The common law recognises the right of a person to refuse treatment for any reason, or for no reason (Sidaway v Bethlem Royal Hospital [1985] AC 871; see also PBU & NJE v Mental Health Tribunal [2018] VSC 564, Malette v Shulman (1990) 67 DLR (4th) 321). There wishes are effective if they are communicated in any way that works (see again Malette v Shulman). ‘The fundamental principle, plain and incontestable, is that every person’s body is inviolate’ (Collins v Wilcock [1984] 3 All ER 374, p. 378).  Except in cases of necessity ‘… all medical treatment is preceded by the patient’s choice to undergo it (Rogers v Whitaker [1992] HCA 58). Necessity can apply where it is not possible to communicate with the patient in which case treatment that is required in the patient’s best interests can be given but not where that treatment is ‘contrary to the known wishes of the assisted person’ (In Re F [1990] 2 AC 1).
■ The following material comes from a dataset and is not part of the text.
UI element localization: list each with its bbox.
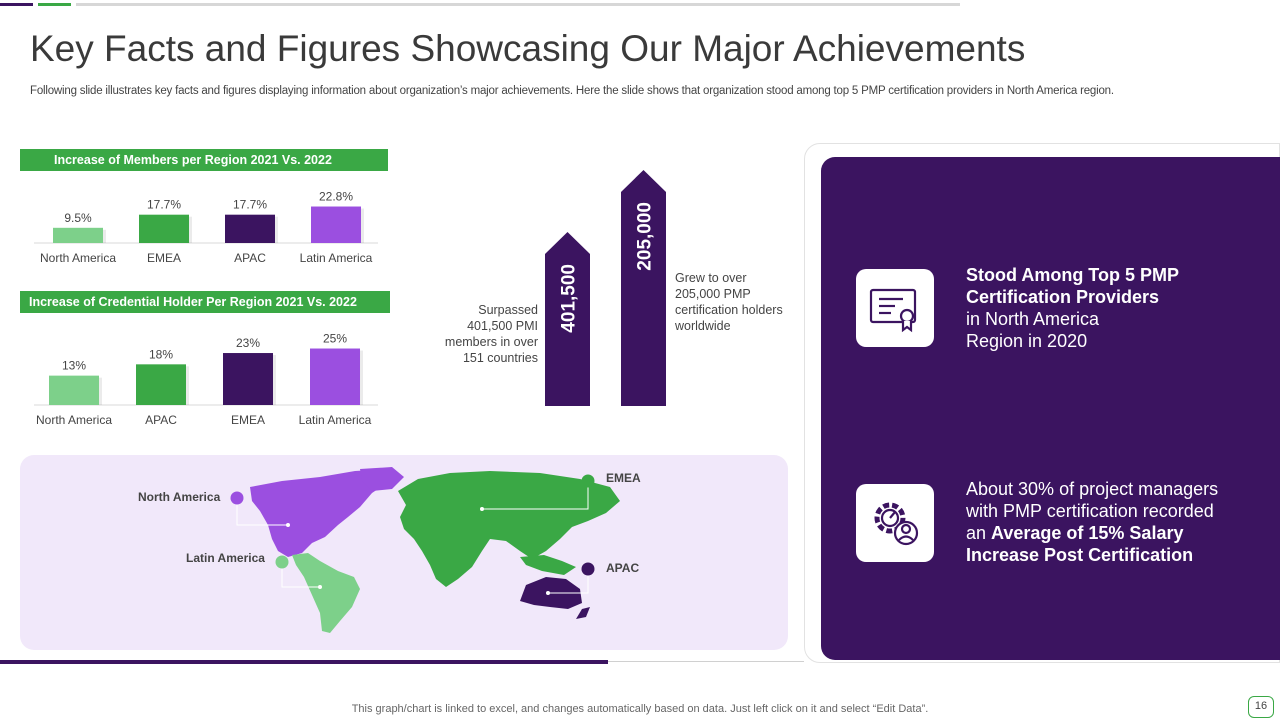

What follows is that the Advance Health Directive made under the Powers of Attorney Act applies in the circumstances where it applies, but it does not mean that other expressions of the patient’s wishes or decisions that are intended to be binding can be ignored.

Conclusion

For paramedics called to an unexpected emergency then the Advance Health Directive is not likely to assist, but other expressions of the patient’s wishes should be considered when determining whether ongoing treatment is in the patient’s best interests or ‘contrary to their known wishes’. 

For a similar post see Respecting the patient’s choices – Queensland (October 1, 2024).

This blog is a general discussion of legal principles only.  It is not legal advice. Do not rely on the information here to make decisions regarding your legal position or to make decisions that affect your legal rights or responsibilities. For advice on your particular circumstances always consult an admitted legal practitioner in your state or territory.